Furthermore, the increase in utilization of database is usually correlated with decrease in performance of SCOM console. To fix this issue we added an index to the maintenance mode stable table. This ensured that proper grooming of the table happened.
4. SDK service not starting and severe perf degradation leading to SCOM console not loading
While the technical details of the above mentioned issues are beyond the scope of this blog, suffice to say that a couple of SQL queries running in the backend were causing the above mentioned issues. In fact, a few our customers mentioned that they faced severe performance degradation since they upgraded from SCOM 1807 to 2019. The SCOM console took a long time to load and when it did even the basic tasks such as adding a management server to management group couldn’t be completed. To fix this issue, we optimized the SQL queries relevant to these issues which lead to significant performance improvement.
5. Reliability and performance improvement in XPlat agent
Prior to 2019, monitoring data related to health and performance were fetched through requests running in the same thread in the back end. Due to this design, any flaws in the perf channel affected the heartbeat requests and vice versa. This often led to system going into greyed out state.
In 2019, we isolated heartbeat threads from performance data related threads which meant that any malfunctioning in performance providers would not affect heartbeat request, thereby improving reliability of SCOM.
We also introduced filters in XPlat MPs to help customers in customizing their discovery and monitoring scope to entities of interest. With this filter, customers can define OMI queries to limit their workloads. For instance, in the SuSE platform there is a file system called “RaiserFS” which is not supported in core XPlat MPs, yet this file system was discovered with inappropriate performance data. Similarly, in case of hypervisor and container environments, large set of logical entities are created which should not monitored. This happens because of generic nature of XPlat agent which discovers all these entities. With the introduction of filters in Xplat MPs, discover and monitoring of all such entities can be fine-tuned further to improve performance and scale of XPlat agent.

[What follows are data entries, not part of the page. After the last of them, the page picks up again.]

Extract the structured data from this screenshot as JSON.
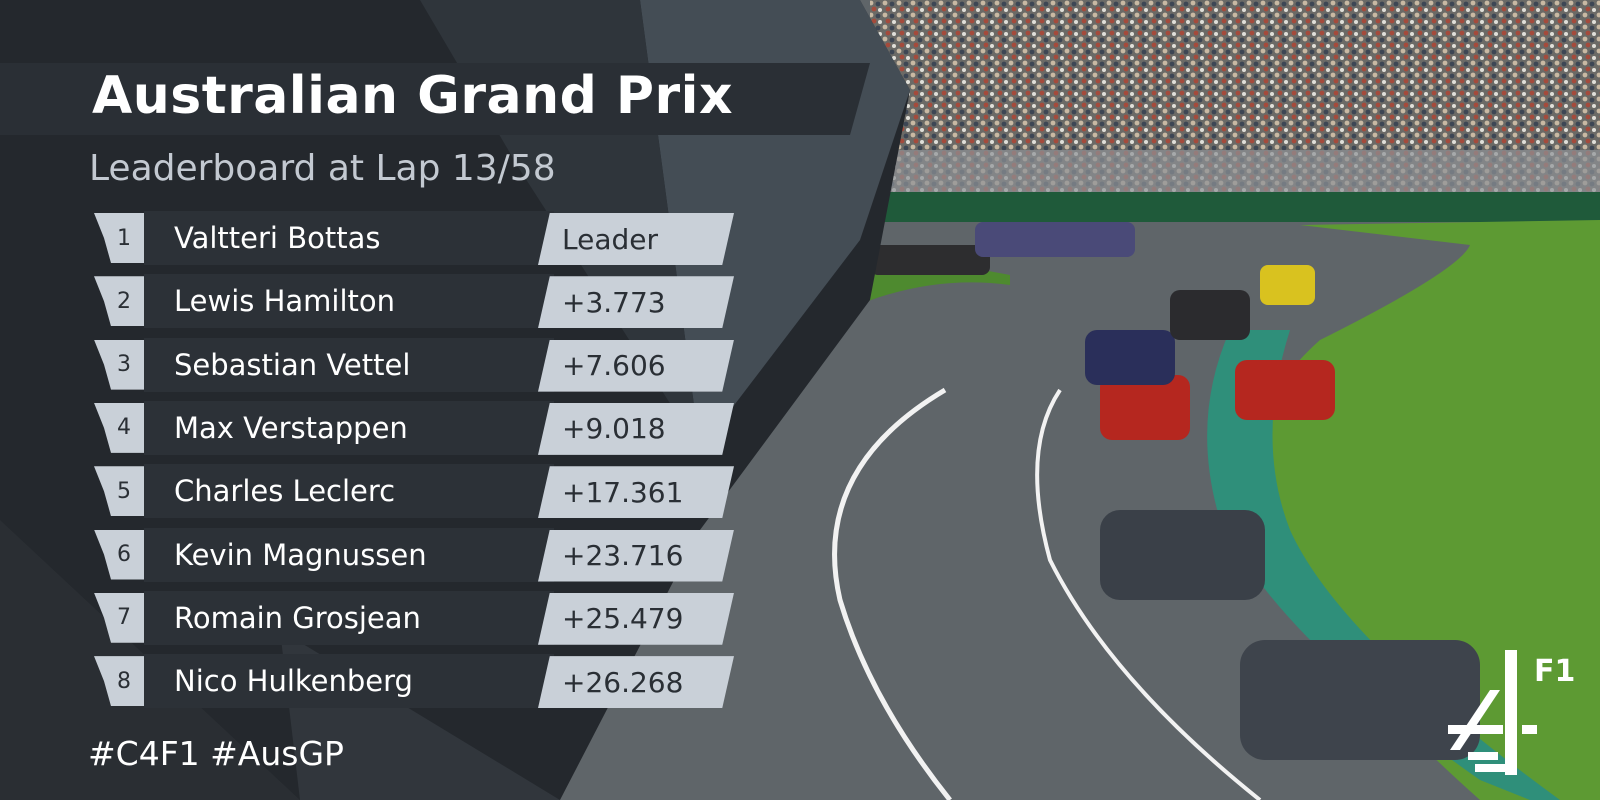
{
  "header": {
    "title": "Australian Grand Prix",
    "subtitle": "Leaderboard at Lap 13/58"
  },
  "table": {
    "rows": [
      [
        1,
        "Valtteri Bottas",
        "Leader"
      ],
      [
        2,
        "Lewis Hamilton",
        "+3.773"
      ],
      [
        3,
        "Sebastian Vettel",
        "+7.606"
      ],
      [
        4,
        "Max Verstappen",
        "+9.018"
      ],
      [
        5,
        "Charles Leclerc",
        "+17.361"
      ],
      [
        6,
        "Kevin Magnussen",
        "+23.716"
      ],
      [
        7,
        "Romain Grosjean",
        "+25.479"
      ],
      [
        8,
        "Nico Hulkenberg",
        "+26.268"
      ]
    ]
  },
  "footer": {
    "hashtag": "#C4F1 #AusGP"
  },
  "logo": {
    "label": "F1"
  }
}
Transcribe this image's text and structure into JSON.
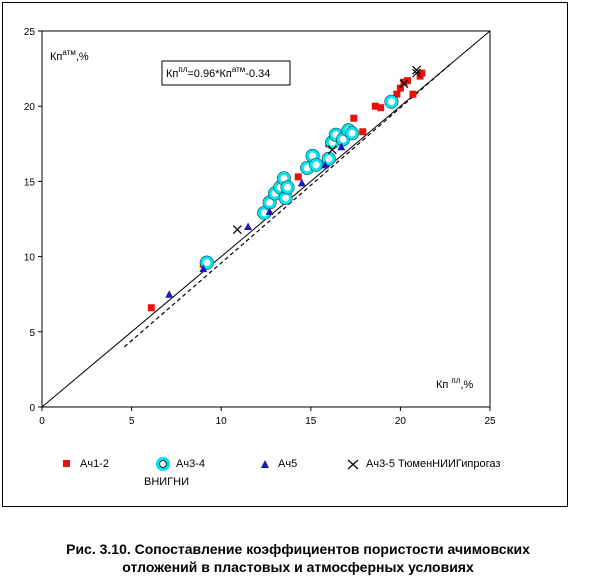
{
  "chart_data": {
    "type": "scatter",
    "xlim": [
      0,
      25
    ],
    "ylim": [
      0,
      25
    ],
    "x_ticks": [
      "0",
      "5",
      "10",
      "15",
      "20",
      "25"
    ],
    "y_ticks": [
      "0",
      "5",
      "10",
      "15",
      "20",
      "25"
    ],
    "ylabel": {
      "base": "Кп",
      "sup": "атм",
      "tail": ",%"
    },
    "xlabel": {
      "base": "Кп ",
      "sup": "пл",
      "tail": ",%"
    },
    "equation": {
      "p1": "Кп",
      "s1": "пл",
      "p2": "=0.96*Кп",
      "s2": "атм",
      "p3": "-0.34"
    },
    "grid": false,
    "reference_line": {
      "name": "1:1",
      "points": [
        [
          0,
          0
        ],
        [
          25,
          25
        ]
      ],
      "color": "#000000"
    },
    "trend_line": {
      "points": [
        [
          4.6,
          4.0
        ],
        [
          22.8,
          22.8
        ]
      ],
      "color": "#000000",
      "style": "dashed"
    },
    "series": [
      {
        "name": "Ач1-2",
        "marker": "square",
        "color": "#e8120c",
        "points": [
          [
            6.1,
            6.6
          ],
          [
            9.0,
            9.5
          ],
          [
            14.3,
            15.3
          ],
          [
            16.0,
            17.5
          ],
          [
            17.4,
            19.2
          ],
          [
            17.9,
            18.3
          ],
          [
            18.6,
            20.0
          ],
          [
            18.9,
            19.9
          ],
          [
            19.8,
            20.8
          ],
          [
            20.0,
            21.2
          ],
          [
            20.2,
            21.6
          ],
          [
            20.4,
            21.7
          ],
          [
            20.7,
            20.8
          ],
          [
            21.1,
            22.0
          ],
          [
            21.2,
            22.2
          ]
        ]
      },
      {
        "name": "Ач3-4",
        "marker": "ring",
        "color": "#00e5f0",
        "points": [
          [
            9.2,
            9.6
          ],
          [
            12.4,
            12.9
          ],
          [
            12.7,
            13.6
          ],
          [
            13.0,
            14.2
          ],
          [
            13.3,
            14.6
          ],
          [
            13.5,
            15.2
          ],
          [
            13.6,
            13.9
          ],
          [
            13.7,
            14.6
          ],
          [
            14.8,
            15.9
          ],
          [
            15.1,
            16.7
          ],
          [
            15.3,
            16.1
          ],
          [
            16.0,
            16.5
          ],
          [
            16.2,
            17.6
          ],
          [
            16.4,
            18.1
          ],
          [
            16.8,
            17.8
          ],
          [
            17.1,
            18.4
          ],
          [
            17.3,
            18.2
          ],
          [
            19.5,
            20.3
          ]
        ]
      },
      {
        "name": "Ач5",
        "marker": "triangle",
        "color": "#1a1ab5",
        "points": [
          [
            7.1,
            7.5
          ],
          [
            9.0,
            9.2
          ],
          [
            11.5,
            12.0
          ],
          [
            12.7,
            13.0
          ],
          [
            14.5,
            14.9
          ],
          [
            15.8,
            16.1
          ],
          [
            16.7,
            17.3
          ]
        ]
      },
      {
        "name": "Ач3-5 ТюменНИИГипрогаз",
        "marker": "x",
        "color": "#000000",
        "points": [
          [
            10.9,
            11.8
          ],
          [
            16.2,
            17.1
          ],
          [
            20.2,
            21.5
          ],
          [
            20.9,
            22.2
          ],
          [
            20.9,
            22.4
          ]
        ]
      }
    ],
    "legend_extra": "ВНИГНИ"
  },
  "caption": {
    "line1": "Рис. 3.10. Сопоставление коэффициентов пористости ачимовских",
    "line2": "отложений в пластовых и  атмосферных условиях"
  }
}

If you have faced above mentioned issues in your SCOM environment, please let us know your current experience. Many of our customers are still using SCOM 2012 and SCOM 2016. Given that we will continue to make significant investment into improving SCOM performance in 2020, we strongly recommend that you upgrade your environment to the SCOM 2019 Update Rollup 2 to get better performance.
Lastly, in 2020, we’re planning to invest into improving performance of SCOM consoles for other top user scenarios such as alert, health and performance views.